Coffre: Bouée fixe ancrée sous l’eau soit, le plus souvent sur un bloc de béton, et permettant de s’amarrer au mouillage sans avoir recours à une ancre. Rassurant, car une ancre peut décrocher et le bateau chasser, ce qui n’arrive pas sur une coffre.

Spare: Se dit du matériel de rechange que l’on embarque en course : petites pièces d’accastillage, gréement courant (bouts, drisses, écoutes…), et qui complète l’indispensable caisse à outils.

Outriggers: Tubes en carbone ressemblant à d’énormes cannes à pêche partant de part et d’autre du pont au niveau du mât, et qui font office de barre de flèche afin de maintenir le mât latéralement.

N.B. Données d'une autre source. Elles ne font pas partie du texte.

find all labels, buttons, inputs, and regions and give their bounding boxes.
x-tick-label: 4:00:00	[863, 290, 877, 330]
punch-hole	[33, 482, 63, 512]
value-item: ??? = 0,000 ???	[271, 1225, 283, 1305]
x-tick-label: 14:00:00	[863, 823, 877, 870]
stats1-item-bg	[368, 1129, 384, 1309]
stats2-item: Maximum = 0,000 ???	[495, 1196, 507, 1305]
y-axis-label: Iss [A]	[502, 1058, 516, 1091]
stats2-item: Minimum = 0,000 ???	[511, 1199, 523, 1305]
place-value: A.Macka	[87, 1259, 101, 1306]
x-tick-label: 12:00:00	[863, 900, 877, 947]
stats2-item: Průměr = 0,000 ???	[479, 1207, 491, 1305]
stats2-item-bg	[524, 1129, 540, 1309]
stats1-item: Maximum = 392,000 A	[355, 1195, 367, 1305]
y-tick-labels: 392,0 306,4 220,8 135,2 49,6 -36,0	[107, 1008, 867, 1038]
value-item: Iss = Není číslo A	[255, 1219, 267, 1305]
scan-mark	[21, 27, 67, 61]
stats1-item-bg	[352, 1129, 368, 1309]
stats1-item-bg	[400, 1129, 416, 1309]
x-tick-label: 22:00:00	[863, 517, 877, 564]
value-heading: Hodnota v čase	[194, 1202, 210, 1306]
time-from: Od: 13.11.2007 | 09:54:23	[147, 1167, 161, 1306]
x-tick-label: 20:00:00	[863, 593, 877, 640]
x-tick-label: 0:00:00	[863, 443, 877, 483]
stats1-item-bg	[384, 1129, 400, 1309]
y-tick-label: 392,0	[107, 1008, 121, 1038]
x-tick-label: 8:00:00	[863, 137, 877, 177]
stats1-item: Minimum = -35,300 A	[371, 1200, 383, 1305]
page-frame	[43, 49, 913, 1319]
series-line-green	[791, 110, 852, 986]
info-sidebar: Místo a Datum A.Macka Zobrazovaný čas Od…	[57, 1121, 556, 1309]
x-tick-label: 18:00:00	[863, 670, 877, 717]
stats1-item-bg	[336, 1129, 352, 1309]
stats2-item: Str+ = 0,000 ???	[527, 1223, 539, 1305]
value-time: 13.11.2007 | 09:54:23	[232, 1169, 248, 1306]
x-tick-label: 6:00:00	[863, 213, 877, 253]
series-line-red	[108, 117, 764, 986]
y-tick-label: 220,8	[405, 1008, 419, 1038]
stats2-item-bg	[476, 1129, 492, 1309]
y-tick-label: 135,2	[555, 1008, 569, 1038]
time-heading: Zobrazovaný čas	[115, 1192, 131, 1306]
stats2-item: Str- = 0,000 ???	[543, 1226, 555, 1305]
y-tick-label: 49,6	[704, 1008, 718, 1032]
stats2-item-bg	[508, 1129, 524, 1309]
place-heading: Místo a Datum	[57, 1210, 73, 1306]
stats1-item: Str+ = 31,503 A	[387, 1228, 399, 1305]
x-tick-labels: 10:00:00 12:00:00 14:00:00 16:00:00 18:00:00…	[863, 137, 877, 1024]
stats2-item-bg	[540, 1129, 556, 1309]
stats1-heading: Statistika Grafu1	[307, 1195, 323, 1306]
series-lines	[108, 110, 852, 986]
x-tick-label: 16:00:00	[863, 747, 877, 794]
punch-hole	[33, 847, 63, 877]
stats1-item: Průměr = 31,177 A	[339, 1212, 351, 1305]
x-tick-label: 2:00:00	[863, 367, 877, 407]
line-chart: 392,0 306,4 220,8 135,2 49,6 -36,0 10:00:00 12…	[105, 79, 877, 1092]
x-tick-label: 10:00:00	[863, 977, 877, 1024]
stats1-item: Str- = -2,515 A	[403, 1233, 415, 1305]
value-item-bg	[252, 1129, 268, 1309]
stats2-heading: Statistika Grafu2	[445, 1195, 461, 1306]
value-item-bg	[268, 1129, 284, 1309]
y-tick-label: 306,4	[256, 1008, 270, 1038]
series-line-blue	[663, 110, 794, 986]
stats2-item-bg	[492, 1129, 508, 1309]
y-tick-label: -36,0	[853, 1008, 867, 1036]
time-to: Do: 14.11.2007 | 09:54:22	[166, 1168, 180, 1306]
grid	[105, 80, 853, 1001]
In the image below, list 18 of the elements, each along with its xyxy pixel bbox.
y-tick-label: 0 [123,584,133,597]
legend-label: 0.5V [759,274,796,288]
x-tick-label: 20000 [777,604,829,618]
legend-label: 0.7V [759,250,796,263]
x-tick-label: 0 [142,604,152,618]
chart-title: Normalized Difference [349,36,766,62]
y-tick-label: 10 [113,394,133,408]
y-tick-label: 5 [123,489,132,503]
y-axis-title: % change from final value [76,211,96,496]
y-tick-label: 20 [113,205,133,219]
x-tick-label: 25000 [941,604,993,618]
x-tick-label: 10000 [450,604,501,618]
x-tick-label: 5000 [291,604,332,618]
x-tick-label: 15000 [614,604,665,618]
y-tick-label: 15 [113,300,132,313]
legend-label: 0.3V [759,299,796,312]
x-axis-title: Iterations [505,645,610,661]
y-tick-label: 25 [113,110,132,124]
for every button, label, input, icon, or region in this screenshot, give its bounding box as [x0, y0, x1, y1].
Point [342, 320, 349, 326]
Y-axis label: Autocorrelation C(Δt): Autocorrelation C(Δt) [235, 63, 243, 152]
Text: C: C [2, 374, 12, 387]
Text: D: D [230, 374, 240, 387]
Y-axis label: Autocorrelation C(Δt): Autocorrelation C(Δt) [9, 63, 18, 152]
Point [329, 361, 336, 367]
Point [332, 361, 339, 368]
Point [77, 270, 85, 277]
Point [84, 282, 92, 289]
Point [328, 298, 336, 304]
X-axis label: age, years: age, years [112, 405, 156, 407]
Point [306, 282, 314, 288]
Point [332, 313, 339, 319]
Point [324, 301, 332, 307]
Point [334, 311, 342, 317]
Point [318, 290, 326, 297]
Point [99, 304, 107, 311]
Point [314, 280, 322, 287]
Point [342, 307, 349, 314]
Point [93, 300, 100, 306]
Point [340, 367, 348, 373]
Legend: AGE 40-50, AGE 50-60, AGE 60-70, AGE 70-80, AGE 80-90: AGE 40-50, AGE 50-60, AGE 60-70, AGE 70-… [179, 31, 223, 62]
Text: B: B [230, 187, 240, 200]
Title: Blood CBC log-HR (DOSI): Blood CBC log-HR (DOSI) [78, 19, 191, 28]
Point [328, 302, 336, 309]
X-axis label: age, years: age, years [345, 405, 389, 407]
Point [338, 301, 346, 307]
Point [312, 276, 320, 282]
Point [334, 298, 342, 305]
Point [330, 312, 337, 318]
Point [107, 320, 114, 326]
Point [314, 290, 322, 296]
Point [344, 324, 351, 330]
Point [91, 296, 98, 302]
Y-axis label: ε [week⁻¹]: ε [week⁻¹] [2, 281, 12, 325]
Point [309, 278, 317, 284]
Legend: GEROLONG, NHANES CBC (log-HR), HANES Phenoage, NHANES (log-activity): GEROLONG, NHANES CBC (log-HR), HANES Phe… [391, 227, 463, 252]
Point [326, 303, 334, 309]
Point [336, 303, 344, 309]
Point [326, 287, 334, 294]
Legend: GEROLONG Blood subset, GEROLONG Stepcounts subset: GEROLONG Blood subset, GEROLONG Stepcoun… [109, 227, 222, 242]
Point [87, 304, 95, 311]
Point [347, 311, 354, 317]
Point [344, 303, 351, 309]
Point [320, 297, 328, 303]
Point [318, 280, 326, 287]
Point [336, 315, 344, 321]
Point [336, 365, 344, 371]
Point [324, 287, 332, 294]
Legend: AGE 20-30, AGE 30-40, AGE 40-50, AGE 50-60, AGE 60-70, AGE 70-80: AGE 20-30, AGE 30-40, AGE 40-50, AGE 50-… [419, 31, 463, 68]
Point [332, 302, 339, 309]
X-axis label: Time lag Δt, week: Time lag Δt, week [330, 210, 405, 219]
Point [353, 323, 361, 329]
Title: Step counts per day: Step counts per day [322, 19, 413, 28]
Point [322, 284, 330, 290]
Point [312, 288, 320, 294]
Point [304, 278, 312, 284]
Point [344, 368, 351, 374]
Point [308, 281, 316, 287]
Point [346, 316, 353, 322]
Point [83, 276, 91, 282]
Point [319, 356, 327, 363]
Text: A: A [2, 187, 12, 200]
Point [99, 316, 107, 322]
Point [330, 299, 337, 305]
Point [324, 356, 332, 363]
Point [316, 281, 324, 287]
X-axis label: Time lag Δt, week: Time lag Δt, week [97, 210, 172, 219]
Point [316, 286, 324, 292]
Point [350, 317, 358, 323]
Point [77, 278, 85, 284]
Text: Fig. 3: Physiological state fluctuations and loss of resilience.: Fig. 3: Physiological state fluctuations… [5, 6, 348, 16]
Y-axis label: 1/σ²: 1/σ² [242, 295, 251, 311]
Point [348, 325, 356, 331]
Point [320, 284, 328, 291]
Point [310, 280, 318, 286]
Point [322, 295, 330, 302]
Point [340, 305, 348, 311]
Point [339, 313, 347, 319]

Du coup, on parle aussi de gréement thonier.

Centrale gyro : c’est elle qui commande les pilotes automatiques, totalement indispensables en solitaire, et réputés barrer au moins aussi bien si ce n’est mieux que le meilleur des skippers. Grâce au gyrocompas utilisant accéléromètre et gyromètre, le cap du bateau est corrigé instantanément en fonction de la direction du vent du tangage et de la gîte du bateau. Les centrales inertielles sont encore plus performantes car équipées d’un ou plusieurs magnétomètres mesurant le champ magnétique terrestre et d’un système prenant en compte les accélérations du bateau, mais sont très exigeantes à régler.